Une mère célibataire qui tente d’apporter la magie de Noël à son jeune fils malgré les tensions familiales trouve une caméra cachée à l’intérieur d’un lutin de Noël dans leur maison. La découverte révèle une trahison choquante, la forçant à affronter ses proches et à se battre pour protéger son fils et leur paix fragile.
Sophie a eu du mal à se stabiliser alors qu’elle manœuvrait le sapin de Noël dans les escaliers étroits du grenier. Ses bras lui faisaient mal et chaque pas lui rappelait à quel point cette période des fêtes serait différente.
C’était leur premier Noël sans Frank. La maison, autrefois remplie de son rire chaleureux et de l’odeur de son café parfumé à la cannelle, semblait maintenant bien trop calme.
En déposant le sapin dans le salon, Sophie s’essuya le front et poussa un petit soupir. Matthew, son fils de sept ans, méritait un Noël magique, même si elle n’avait pas envie de faire la fête.
L’étincelle d’excitation dans ses yeux chaque mois de décembre avait toujours été contagieuse. Frank aurait voulu qu’elle la garde vivante pour lui.
Les derniers mois avaient été difficiles pour Sophie, surtout avec sa belle-mère, Rachel, qui essayait de lui enlever Matthew.
Après des semaines de disputes tendues, Sophie avait convaincu Rachel de reculer, mais le conflit avait laissé des cicatrices.
Sophie ouvrit une boîte poussiéreuse de décorations, ses mains effleurant des ornements familiers.
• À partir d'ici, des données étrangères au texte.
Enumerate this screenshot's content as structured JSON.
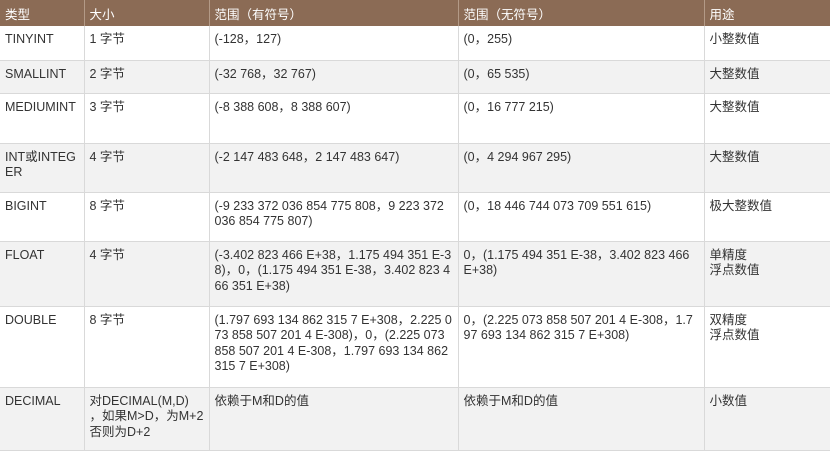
{
  "headers": [
    "类型",
    "大小",
    "范围（有符号）",
    "范围（无符号）",
    "用途"
  ],
  "rows": [
    [
      "TINYINT",
      "1 字节",
      "(-128，127)",
      "(0，255)",
      "小整数值"
    ],
    [
      "SMALLINT",
      "2 字节",
      "(-32 768，32 767)",
      "(0，65 535)",
      "大整数值"
    ],
    [
      "MEDIUMINT",
      "3 字节",
      "(-8 388 608，8 388 607)",
      "(0，16 777 215)",
      "大整数值"
    ],
    [
      "INT或INTEGER",
      "4 字节",
      "(-2 147 483 648，2 147 483 647)",
      "(0，4 294 967 295)",
      "大整数值"
    ],
    [
      "BIGINT",
      "8 字节",
      "(-9 233 372 036 854 775 808，9 223 372 036 854 775 807)",
      "(0，18 446 744 073 709 551 615)",
      "极大整数值"
    ],
    [
      "FLOAT",
      "4 字节",
      "(-3.402 823 466 E+38，1.175 494 351 E-38)，0，(1.175 494 351 E-38，3.402 823 466 351 E+38)",
      "0，(1.175 494 351 E-38，3.402 823 466 E+38)",
      "单精度\n浮点数值"
    ],
    [
      "DOUBLE",
      "8 字节",
      "(1.797 693 134 862 315 7 E+308，2.225 073 858 507 201 4 E-308)，0，(2.225 073 858 507 201 4 E-308，1.797 693 134 862 315 7 E+308)",
      "0，(2.225 073 858 507 201 4 E-308，1.797 693 134 862 315 7 E+308)",
      "双精度\n浮点数值"
    ],
    [
      "DECIMAL",
      "对DECIMAL(M,D) ，如果M>D，为M+2否则为D+2",
      "依赖于M和D的值",
      "依赖于M和D的值",
      "小数值"
    ]
  ]
}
Son souffle se coupa lorsqu’elle prit l’elfe sur l’étagère, son sourire effronté la fixant.
Les souvenirs de Frank affluèrent – installant l’elfe avec de minuscules guimauves dans la cuisine ou le tenant en équilibre précaire sur l’étagère.

Le rire de Matthew, persuadé que l’elfe manigançait quelque chose de mal, résonna dans son esprit. Un sourire doux-amer tira ses lèvres.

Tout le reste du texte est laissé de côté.